C’est le week-end le plus long de l’année. Les nombreux touristes ont pu profiter du temps magnifique pour visiter la vallée riche de légendes. La nuit a maintenant enveloppé les sommets tout proches…
Nuit d’épouvante
Un chien hurle à la mort dans la nuit, des dizaines lui répondent ; dans les étables, les vaches s’agitent, piétinent et tirent désespérément sur leur corde ; les hommes dorment, seuls êtres vivants inconscients du danger qui s’annonce dans la coquette bourgade des Pyrénées-Orientales d’Arette. La cloche de l’église Saint-Pierre égrène ses onze coups. Ce seront les derniers. 23 heures 06 ! Les murs des chambres se lézardent, les toitures gémissent, les lits valsent, les buffets crachent la vaisselle, les Arettois se réveillent en sursaut. Ils ont compris. La terre tremble. Instinctivement, ils cherchent l’interrupteur. Geste dérisoire. Le village est dans le noir. Il faut sortir de ce tombeau qu’est devenue la maison. Partout des cris, des plaintes…

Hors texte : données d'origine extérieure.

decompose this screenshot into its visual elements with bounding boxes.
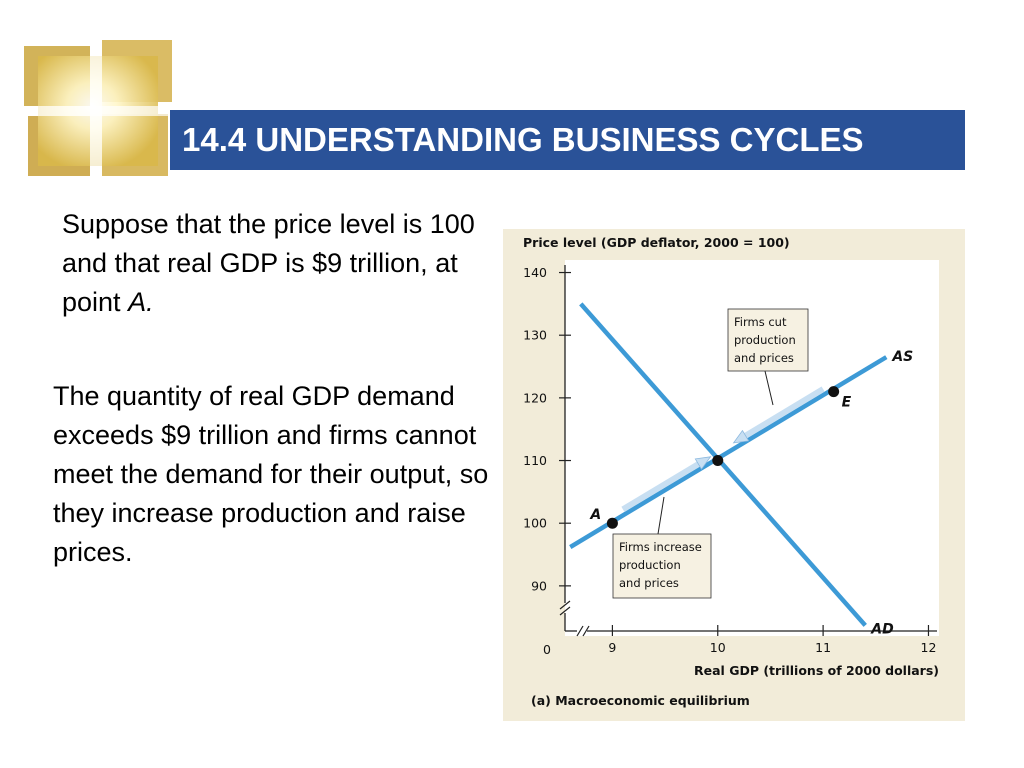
annotation-cut-box [727,308,809,372]
point-E-marker [828,386,840,398]
y-tick-label-140: 140 [523,265,547,280]
annotation-increase-line-2: production [619,558,681,572]
annotation-cut-leader [764,370,774,406]
cut-arrow-head [732,429,750,444]
annotation-cut-line-1: Firms cut [734,315,787,329]
slide-title: 14.4 UNDERSTANDING BUSINESS CYCLES [182,121,864,158]
ad-curve-label: AD [870,621,893,637]
point-E-label: E [842,395,852,411]
as-curve-label: AS [891,349,913,365]
x-axis-break-icon [576,625,590,637]
sunburst-logo-icon [18,36,180,182]
equilibrium-chart: Price level (GDP deflator, 2000 = 100) R… [523,235,939,708]
increase-arrow-head [694,456,712,470]
annotation-increase-box [612,533,712,599]
annotation-cut-line-2: production [734,333,796,347]
x-tick-label-10: 10 [710,640,726,655]
origin-label: 0 [543,642,551,657]
annotation-increase-line-3: and prices [619,576,679,590]
intro-paragraph: Suppose that the price level is 100 and … [62,205,492,322]
y-tick-label-100: 100 [523,516,547,531]
y-tick-label-90: 90 [531,578,547,593]
x-tick-label-12: 12 [921,640,937,655]
annotation-increase: Firms increase production and prices [612,496,712,599]
intro-text: Suppose that the price level is 100 and … [62,209,475,317]
title-bar: 14.4 UNDERSTANDING BUSINESS CYCLES [170,110,965,170]
increase-arrow-shaft [621,461,700,512]
point-label-italic: A. [128,287,154,317]
annotation-increase-leader [657,496,665,535]
annotation-increase-line-1: Firms increase [619,540,702,554]
explanation-paragraph: The quantity of real GDP demand exceeds … [53,381,489,567]
y-tick-label-120: 120 [523,390,547,405]
y-axis-title: Price level (GDP deflator, 2000 = 100) [523,235,790,250]
increase-arrow [621,456,712,512]
x-tick-label-11: 11 [815,640,831,655]
point-A-marker [606,517,618,529]
point-A-label: A [589,507,601,523]
point-equilibrium-marker [712,455,724,467]
x-tick-label-9: 9 [608,640,616,655]
x-axis-title: Real GDP (trillions of 2000 dollars) [694,663,939,678]
annotation-cut-line-3: and prices [734,351,794,365]
cut-arrow [732,386,825,444]
ad-curve [579,302,867,627]
y-tick-label-130: 130 [523,328,547,343]
chart-figure: Price level (GDP deflator, 2000 = 100) R… [503,229,965,721]
cut-arrow-shaft [744,386,825,439]
y-axis-break-icon [559,600,571,616]
chart-caption: (a) Macroeconomic equilibrium [531,693,750,708]
annotation-cut: Firms cut production and prices [727,308,809,406]
y-tick-label-110: 110 [523,453,547,468]
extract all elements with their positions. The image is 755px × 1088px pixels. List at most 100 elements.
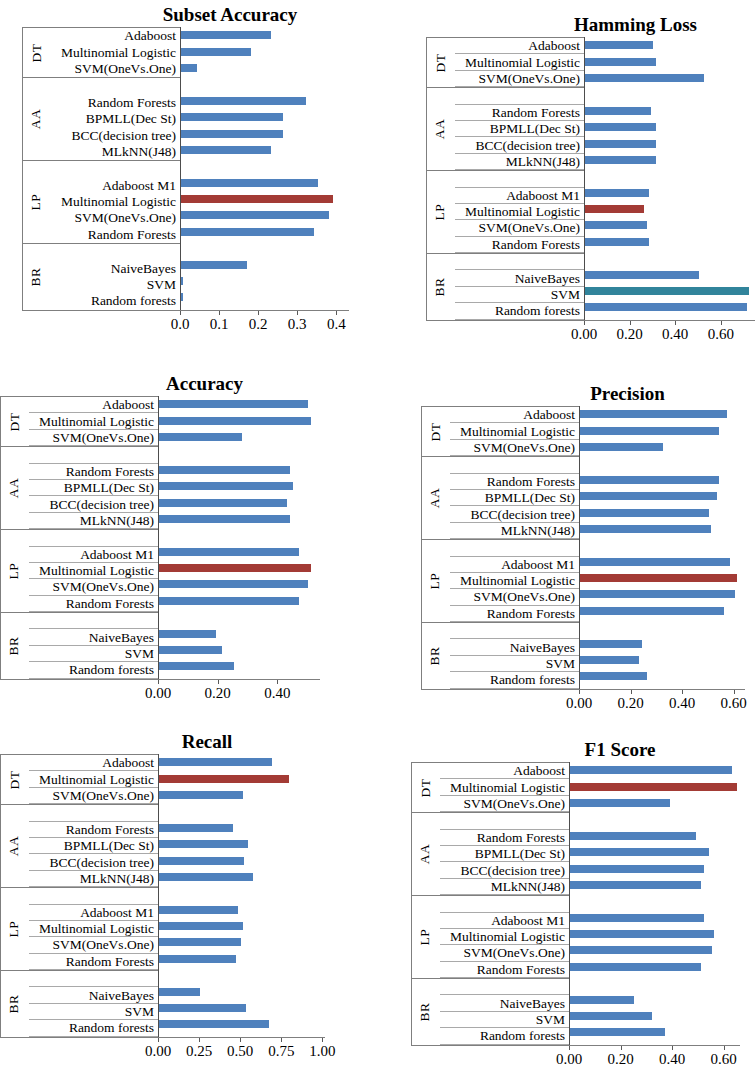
x-axis-tick bbox=[682, 690, 683, 694]
category-label: Adaboost bbox=[102, 397, 154, 413]
bar-adaboost bbox=[159, 400, 308, 408]
bar-row bbox=[580, 619, 745, 635]
label-group-br: BRNaiveBayesSVMRandom forests bbox=[427, 253, 584, 320]
category-label-row: Adaboost bbox=[1, 755, 158, 771]
bar-row bbox=[570, 910, 740, 926]
category-label-row: SVM bbox=[1, 1004, 158, 1020]
category-label-row: SVM(OneVs.One) bbox=[422, 440, 579, 456]
bar-adaboost bbox=[580, 410, 727, 418]
bar-row bbox=[580, 652, 745, 668]
category-label-row: Random forests bbox=[1, 1020, 158, 1036]
spacer-row bbox=[23, 78, 180, 94]
bar-multinomial-logistic bbox=[159, 564, 311, 572]
category-label-row: Random forests bbox=[1, 662, 158, 678]
x-axis-tick bbox=[258, 311, 259, 315]
category-label-row: Adaboost M1 bbox=[427, 188, 584, 204]
x-tick-label: 0.25 bbox=[186, 1043, 212, 1060]
bar-row bbox=[181, 27, 349, 43]
row-separator-line bbox=[29, 678, 158, 679]
bar-row bbox=[159, 754, 325, 770]
bar-adaboost bbox=[585, 41, 653, 49]
category-label-row: MLkNN(J48) bbox=[23, 144, 180, 160]
category-label-row: Random Forests bbox=[427, 237, 584, 253]
x-tick-label: 0.20 bbox=[616, 326, 642, 343]
bar-naivebayes bbox=[159, 988, 200, 996]
category-label-row: Random Forests bbox=[1, 596, 158, 612]
bar-row bbox=[585, 37, 755, 53]
bar-row bbox=[159, 918, 325, 934]
category-label: Multinomial Logistic bbox=[460, 573, 575, 589]
chart-x-axis: 0.000.250.500.751.00 bbox=[0, 1038, 378, 1066]
category-label: NaiveBayes bbox=[510, 640, 575, 656]
bar-bpmll-dec-st bbox=[181, 113, 283, 121]
category-label: BCC(decision tree) bbox=[49, 497, 154, 513]
bar-svm-onevs-one bbox=[181, 64, 197, 72]
bar-adaboost-m1 bbox=[181, 179, 318, 187]
category-label: Adaboost bbox=[102, 755, 154, 771]
bar-bcc-decision-tree bbox=[181, 130, 283, 138]
chart-accuracy: Accuracy DTAdaboostMultinomial LogisticS… bbox=[0, 345, 378, 707]
bar-row bbox=[570, 860, 740, 876]
category-label: BPMLL(Dec St) bbox=[490, 121, 580, 137]
category-label-row: BCC(decision tree) bbox=[1, 854, 158, 870]
bar-multinomial-logistic bbox=[580, 574, 737, 582]
x-axis-tick bbox=[240, 1038, 241, 1042]
bar-bpmll-dec-st bbox=[159, 482, 293, 490]
bar-adaboost-m1 bbox=[585, 189, 649, 197]
chart-body: DTAdaboostMultinomial LogisticSVM(OneVs.… bbox=[22, 27, 349, 311]
spacer-row bbox=[422, 623, 579, 639]
bar-row bbox=[570, 926, 740, 942]
x-axis-tick bbox=[180, 311, 181, 315]
category-label: SVM bbox=[551, 287, 580, 303]
bar-row bbox=[585, 86, 755, 102]
x-tick-label: 0.20 bbox=[205, 685, 231, 702]
bar-row bbox=[181, 93, 349, 109]
bar-row bbox=[570, 778, 740, 794]
category-label: SVM(OneVs.One) bbox=[478, 71, 580, 87]
bar-multinomial-logistic bbox=[159, 775, 289, 783]
x-tick-label: 0.75 bbox=[268, 1043, 294, 1060]
bar-row bbox=[159, 625, 320, 641]
category-label: MLkNN(J48) bbox=[80, 871, 154, 887]
x-axis-tick bbox=[277, 680, 278, 684]
category-label: BPMLL(Dec St) bbox=[64, 838, 154, 854]
category-label: Random Forests bbox=[66, 596, 154, 612]
bar-row bbox=[580, 488, 745, 504]
bar-row bbox=[585, 152, 755, 168]
x-tick-label: 0.00 bbox=[145, 1043, 171, 1060]
category-label: SVM bbox=[546, 656, 575, 672]
category-label-row: Random Forests bbox=[412, 830, 569, 846]
category-label: SVM bbox=[536, 1012, 565, 1028]
label-group-aa: AARandom ForestsBPMLL(Dec St)BCC(decisio… bbox=[23, 77, 180, 160]
plot-area bbox=[569, 762, 740, 1045]
bar-row bbox=[570, 795, 740, 811]
chart-x-axis: 0.000.200.40 bbox=[0, 680, 378, 708]
spacer-row bbox=[1, 530, 158, 546]
bar-row bbox=[159, 885, 325, 901]
x-tick-label: 0.50 bbox=[227, 1043, 253, 1060]
category-label: Multinomial Logistic bbox=[450, 780, 565, 796]
bar-row bbox=[159, 494, 320, 510]
category-label-row: SVM bbox=[422, 656, 579, 672]
x-tick-label: 0.00 bbox=[571, 326, 597, 343]
category-label-row: MLkNN(J48) bbox=[1, 871, 158, 887]
bar-row bbox=[181, 76, 349, 92]
bar-svm bbox=[580, 656, 639, 664]
label-group-dt: DTAdaboostMultinomial LogisticSVM(OneVs.… bbox=[422, 407, 579, 456]
x-tick-label: 0.40 bbox=[659, 1051, 685, 1068]
label-group-lp: LPAdaboost M1Multinomial LogisticSVM(One… bbox=[23, 160, 180, 243]
chart-body: DTAdaboostMultinomial LogisticSVM(OneVs.… bbox=[426, 37, 755, 321]
bar-row bbox=[159, 445, 320, 461]
bar-svm-onevs-one bbox=[580, 443, 663, 451]
category-label-row: MLkNN(J48) bbox=[422, 523, 579, 539]
plot-area bbox=[158, 396, 320, 679]
category-label: Multinomial Logistic bbox=[39, 921, 154, 937]
chart-f1-score: F1 Score DTAdaboostMultinomial LogisticS… bbox=[378, 707, 755, 1088]
x-tick-label: 0.0 bbox=[171, 316, 190, 333]
bar-random-forests bbox=[585, 107, 651, 115]
x-tick-label: 0.1 bbox=[210, 316, 229, 333]
bar-row bbox=[580, 422, 745, 438]
bar-svm-onevs-one bbox=[585, 221, 647, 229]
category-label: Multinomial Logistic bbox=[39, 414, 154, 430]
category-label-row: SVM(OneVs.One) bbox=[23, 210, 180, 226]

23 heures 15 ! Seconde secousse, plus violente, plus longue. Le sol se dérobe sous les pieds, les vibrations puissantes arrachent portes et fenêtres, soulèvent les toitures, ébranlent tous les édifices. Dans un fracas sinistre, une première maison s’écroule, des dizaines suivent soulevant un nuage compact de poussière. Des façades se lézardent. Les rues s’encombrent de gravats. Pendant huit interminables secondes, Arette vit le pire des cauchemars. Un instinct de survie venu du fonds des âges pousse les habitants vers la campagne. Dans la nuit noire on court, on s’appelle, on crie, on hurle sa peur et sa souffrance. Les femmes et les enfants se serrent dans les ravines en attendant les premières lueurs de l’aube.

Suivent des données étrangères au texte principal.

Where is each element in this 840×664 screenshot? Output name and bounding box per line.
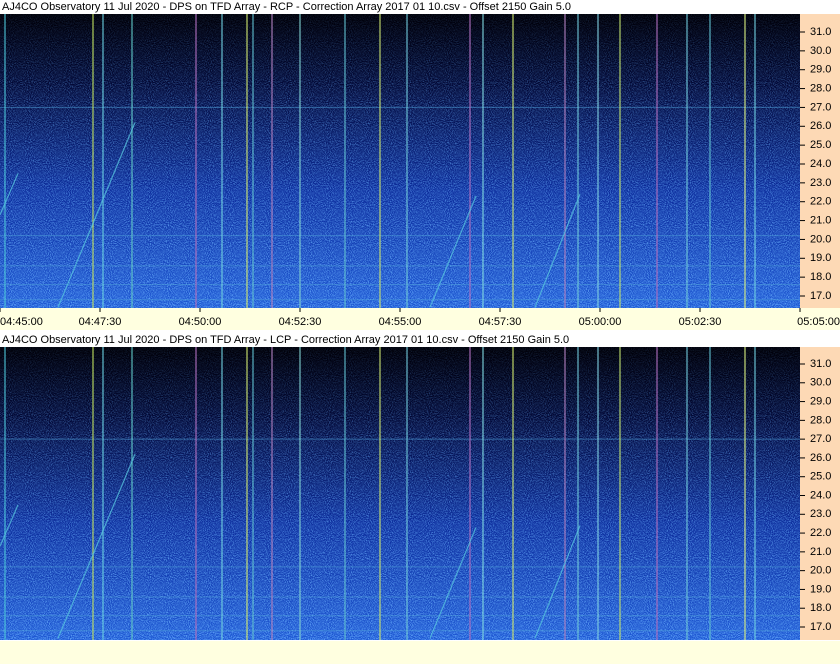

23 heures 23 ! Tout est fini. Un silence implacable enveloppe le village. Chacun s’étonne d’être toujours en vie et s’inquiète pour les autres membres de la famille. Le moment de stupeur passé, très vite on se cherche, se retrouve, s’embrasse. Les femmes serrent très fort leurs enfants ; les hommes s’improvisent sauveteurs. Courageux comme le sont les paysans de nos montagnes, ils fouillent les décombres, soulèvent les gravats, aident les plus vieux à s’extirper de leur prison de pierre. Une femme s’inquiète de sa voisine. Personne n’a revu Marie Bergez-Luque, une vieille dame de quatre-vingt ans. Sa maison est éventrée ; son lit vide est resté à l’étage, accroché à des lames du plancher. Un homme retrouve Marie écrasée sous un amas de pierres. Il ne peut plus rien pour elle.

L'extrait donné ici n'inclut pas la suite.